Sen. Dianne Feinstein, D-California, criticized Hillary Clinton Sunday for her radio silence on recent revelations about her private email server.
"From this point on...the silence is going to hurt her," Feinstein said in an interview on NBC News. "She is the leading candidate, whether it be Republican or Democrat, to be the next president."
Feinstein's comments come after a New York Times report revealed that the former Secretary of State exclusively used a private email address -- hosted on a private, "home-brewed" server -- to conduct official business during her cabinet tenure.
"What I would like is for her to come forward and say what the situation is," Feinstein, who has served with Clinton in the Senate, advised.
President Obama, who only learned of Clinton's private email use after the Times report, also weighed in on the controversy.

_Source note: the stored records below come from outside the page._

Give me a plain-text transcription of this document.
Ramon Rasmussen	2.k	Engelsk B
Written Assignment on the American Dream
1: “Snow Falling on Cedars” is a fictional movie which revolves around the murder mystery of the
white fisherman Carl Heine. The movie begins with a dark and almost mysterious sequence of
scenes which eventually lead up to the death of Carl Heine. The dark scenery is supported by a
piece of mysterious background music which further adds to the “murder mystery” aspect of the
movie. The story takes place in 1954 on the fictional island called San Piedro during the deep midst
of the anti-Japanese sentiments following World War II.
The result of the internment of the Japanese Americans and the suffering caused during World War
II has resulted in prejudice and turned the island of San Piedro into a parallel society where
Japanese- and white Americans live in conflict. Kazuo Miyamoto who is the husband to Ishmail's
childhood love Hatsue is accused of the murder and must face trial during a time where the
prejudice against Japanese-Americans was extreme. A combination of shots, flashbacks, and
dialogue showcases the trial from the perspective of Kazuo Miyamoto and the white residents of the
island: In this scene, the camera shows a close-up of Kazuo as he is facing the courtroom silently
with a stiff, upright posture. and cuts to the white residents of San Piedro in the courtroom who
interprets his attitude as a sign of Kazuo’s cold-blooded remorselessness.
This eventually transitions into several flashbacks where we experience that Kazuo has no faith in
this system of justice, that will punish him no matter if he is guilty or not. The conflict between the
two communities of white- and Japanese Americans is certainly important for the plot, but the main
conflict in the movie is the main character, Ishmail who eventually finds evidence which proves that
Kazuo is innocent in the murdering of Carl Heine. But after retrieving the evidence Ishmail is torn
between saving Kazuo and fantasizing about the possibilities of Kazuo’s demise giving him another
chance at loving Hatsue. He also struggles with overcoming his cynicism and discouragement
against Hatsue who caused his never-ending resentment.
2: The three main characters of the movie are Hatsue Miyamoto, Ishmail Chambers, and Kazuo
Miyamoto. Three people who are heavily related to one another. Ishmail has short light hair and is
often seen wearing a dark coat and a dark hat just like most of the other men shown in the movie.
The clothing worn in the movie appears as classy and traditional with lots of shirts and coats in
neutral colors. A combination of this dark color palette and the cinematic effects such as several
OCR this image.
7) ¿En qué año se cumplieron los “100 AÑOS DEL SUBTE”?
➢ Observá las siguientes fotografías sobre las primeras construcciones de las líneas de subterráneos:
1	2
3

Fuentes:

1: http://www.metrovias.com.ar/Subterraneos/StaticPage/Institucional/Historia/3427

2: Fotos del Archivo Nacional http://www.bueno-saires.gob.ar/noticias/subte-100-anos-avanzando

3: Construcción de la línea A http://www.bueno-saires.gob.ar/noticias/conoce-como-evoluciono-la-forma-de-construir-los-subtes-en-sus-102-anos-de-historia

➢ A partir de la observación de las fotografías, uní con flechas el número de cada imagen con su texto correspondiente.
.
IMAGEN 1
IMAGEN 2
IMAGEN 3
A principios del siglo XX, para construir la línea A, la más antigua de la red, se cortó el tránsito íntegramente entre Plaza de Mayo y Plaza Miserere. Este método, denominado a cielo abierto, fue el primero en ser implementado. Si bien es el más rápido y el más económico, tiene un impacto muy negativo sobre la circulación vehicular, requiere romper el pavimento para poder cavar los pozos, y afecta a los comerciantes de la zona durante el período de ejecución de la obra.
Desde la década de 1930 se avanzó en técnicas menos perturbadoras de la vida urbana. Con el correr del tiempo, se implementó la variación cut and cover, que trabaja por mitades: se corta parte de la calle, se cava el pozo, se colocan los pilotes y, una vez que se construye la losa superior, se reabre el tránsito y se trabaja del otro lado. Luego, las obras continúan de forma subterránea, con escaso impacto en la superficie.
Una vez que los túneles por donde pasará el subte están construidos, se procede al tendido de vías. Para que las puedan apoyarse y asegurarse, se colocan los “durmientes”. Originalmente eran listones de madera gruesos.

"I'm glad that Hillary's instructed that those emails about official business need to be disclosed," the president told CBS News correspondent Bill Plante in an interview that aired Saturday. "I think that the fact that she is putting them forward will allow us to make sure that people have the information they need."
Clinton, who was issued a subpoena for her emails from the House Select Committee investigating Benghazi, has only addressed the controversy publicly via a social media post.
"I want the public to see my email. I asked State to release them. They said they will review them for release as soon as possible," the former State Secretary tweeted late Wednesday.
But unlike some fellow Democrats, Feinstein did not mount a defense of the Democrats' likely presidential candidate.
Instead, she called for more transparency from the former First Lady.
"I think that she needs to step up," the California senator said.